Autant d’interrogations sérieuses derrière la farce.
La souris qui rugissait questionne aussi sur la notion de grain de sable. Les petits terrassent parfois les grands. Ici, le grand se plombe en quelque sorte tout seul. Si le roman, plus de soixante ans après sa parution, reste d’actualité pour moquer et faire réfléchir sur la diplomatie mondiale, il est on ne peut plus pertinent sur la notion de colosse aux pieds d’argile. Mine de rien, la vie des grandes puissances ne tient qu’à un fil. Suffit de voir ce qui s’est passé après 1955. Exit les empires coloniaux, le bloc soviétique a éclaté, et surtout les grosses économies peuvent se viander du jour au lendemain. Un pet de travers et paf, une drisse financière de tous les diables te cloue sur un trône qui n’a plus rien de glorieux. Et tout l’arsenal atomique du monde ne te sauvera pas.
Wibberley ne s’y est pas trompé, il prône un désarmement nucléaire total.
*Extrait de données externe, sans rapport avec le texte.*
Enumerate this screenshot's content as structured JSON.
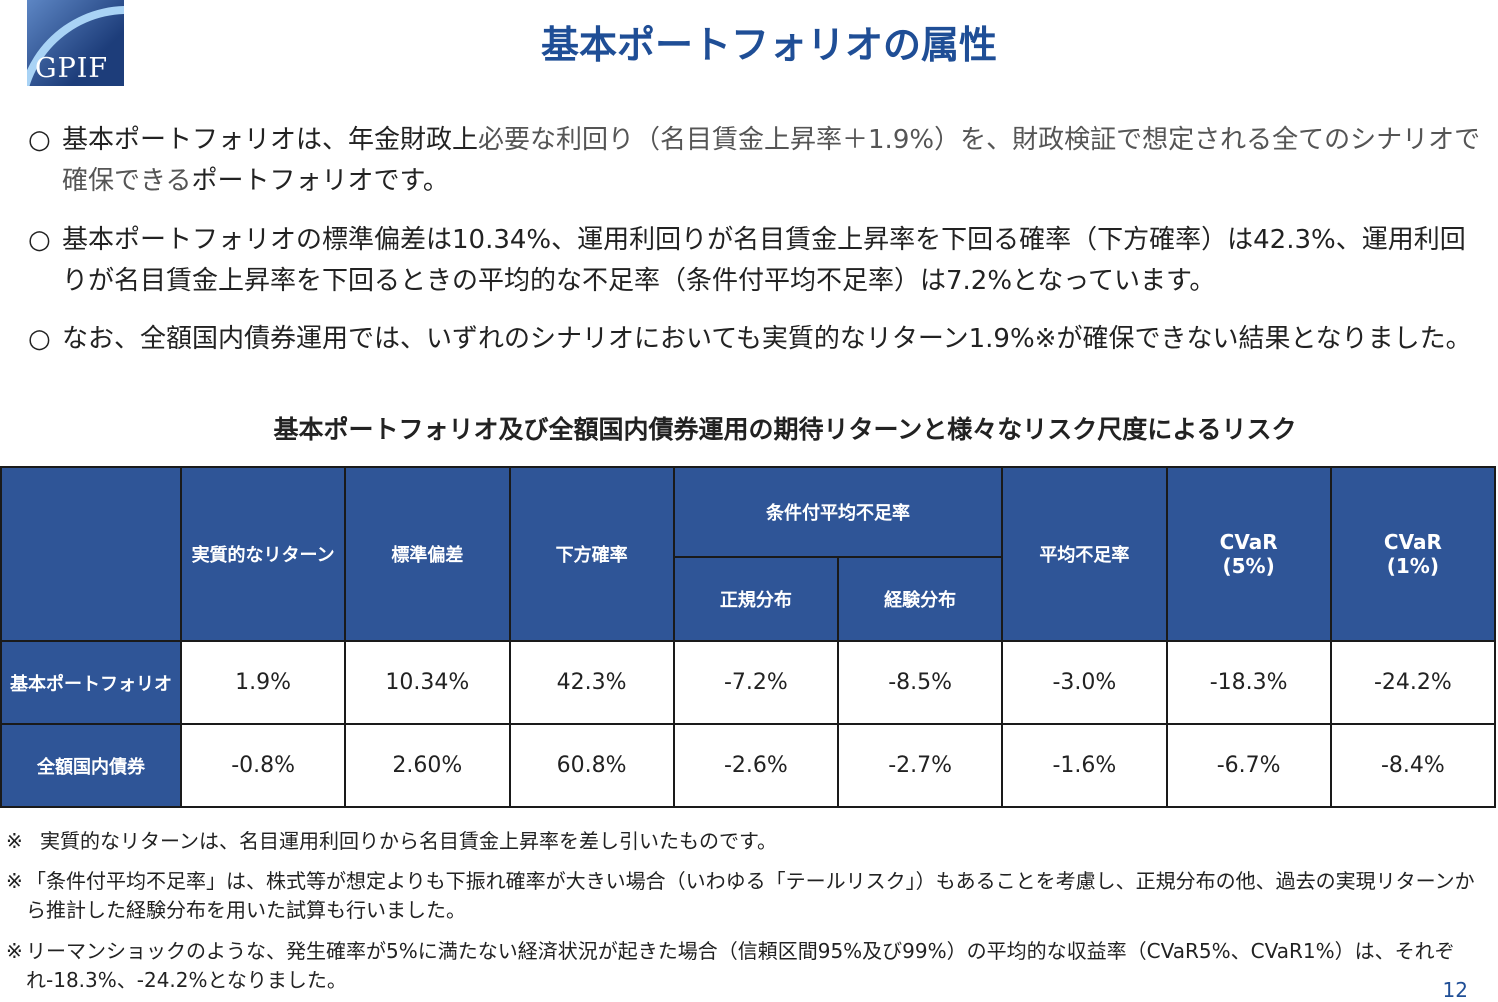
{
  "logo": {
    "text": "GPIF"
  },
  "title": "基本ポートフォリオの属性",
  "bullets": [
    {
      "mark": "○",
      "parts": [
        "基本ポートフォリオは、年金財政上",
        "必要な利回り（名目賃金上昇率＋1.9%）を、財政検証で想定される全てのシナリオで確保できる",
        "ポートフォリオです。"
      ]
    },
    {
      "mark": "○",
      "text": "基本ポートフォリオの標準偏差は10.34%、運用利回りが名目賃金上昇率を下回る確率（下方確率）は42.3%、運用利回りが名目賃金上昇率を下回るときの平均的な不足率（条件付平均不足率）は7.2%となっています。"
    },
    {
      "mark": "○",
      "text": "なお、全額国内債券運用では、いずれのシナリオにおいても実質的なリターン1.9%※が確保できない結果となりました。"
    }
  ],
  "table": {
    "caption": "基本ポートフォリオ及び全額国内債券運用の期待リターンと様々なリスク尺度によるリスク",
    "headers": {
      "real_return": "実質的なリターン",
      "std": "標準偏差",
      "downside": "下方確率",
      "cond": "条件付平均不足率",
      "normal": "正規分布",
      "empirical": "経験分布",
      "avg_short": "平均不足率",
      "cvar5": "CVaR (5%)",
      "cvar1": "CVaR (1%)"
    },
    "rows": [
      {
        "label": "基本ポートフォリオ",
        "values": [
          "1.9%",
          "10.34%",
          "42.3%",
          "-7.2%",
          "-8.5%",
          "-3.0%",
          "-18.3%",
          "-24.2%"
        ]
      },
      {
        "label": "全額国内債券",
        "values": [
          "-0.8%",
          "2.60%",
          "60.8%",
          "-2.6%",
          "-2.7%",
          "-1.6%",
          "-6.7%",
          "-8.4%"
        ]
      }
    ]
  },
  "notes": [
    {
      "mark": "※",
      "text": "実質的なリターンは、名目運用利回りから名目賃金上昇率を差し引いたものです。"
    },
    {
      "mark": "※",
      "text": "「条件付平均不足率」は、株式等が想定よりも下振れ確率が大きい場合（いわゆる「テールリスク」）もあることを考慮し、正規分布の他、過去の実現リターンから推計した経験分布を用いた試算も行いました。"
    },
    {
      "mark": "※",
      "text": "リーマンショックのような、発生確率が5%に満たない経済状況が起きた場合（信頼区間95%及び99%）の平均的な収益率（CVaR5%、CVaR1%）は、それぞれ-18.3%、-24.2%となりました。"
    }
  ],
  "page_number": "12"
}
Même si le contexte Guerre froide a vieilli un chouïa, à peu près tout dans La souris qui rugissait fait encore sens à l’heure actuelle. Suffit d’allumer les infos pour s’en convaincre. Le roman a le mérite d’être beaucoup plus drôle que l’IRL, bien barré dans ses situations et très intelligent dans son propos.
Je doute qu’on ait droit en vrai au même épilogue. Je nous sens plutôt partis pour voir la souris et l’éléphant crever sur un caillou aride. On l’aura bien cherché.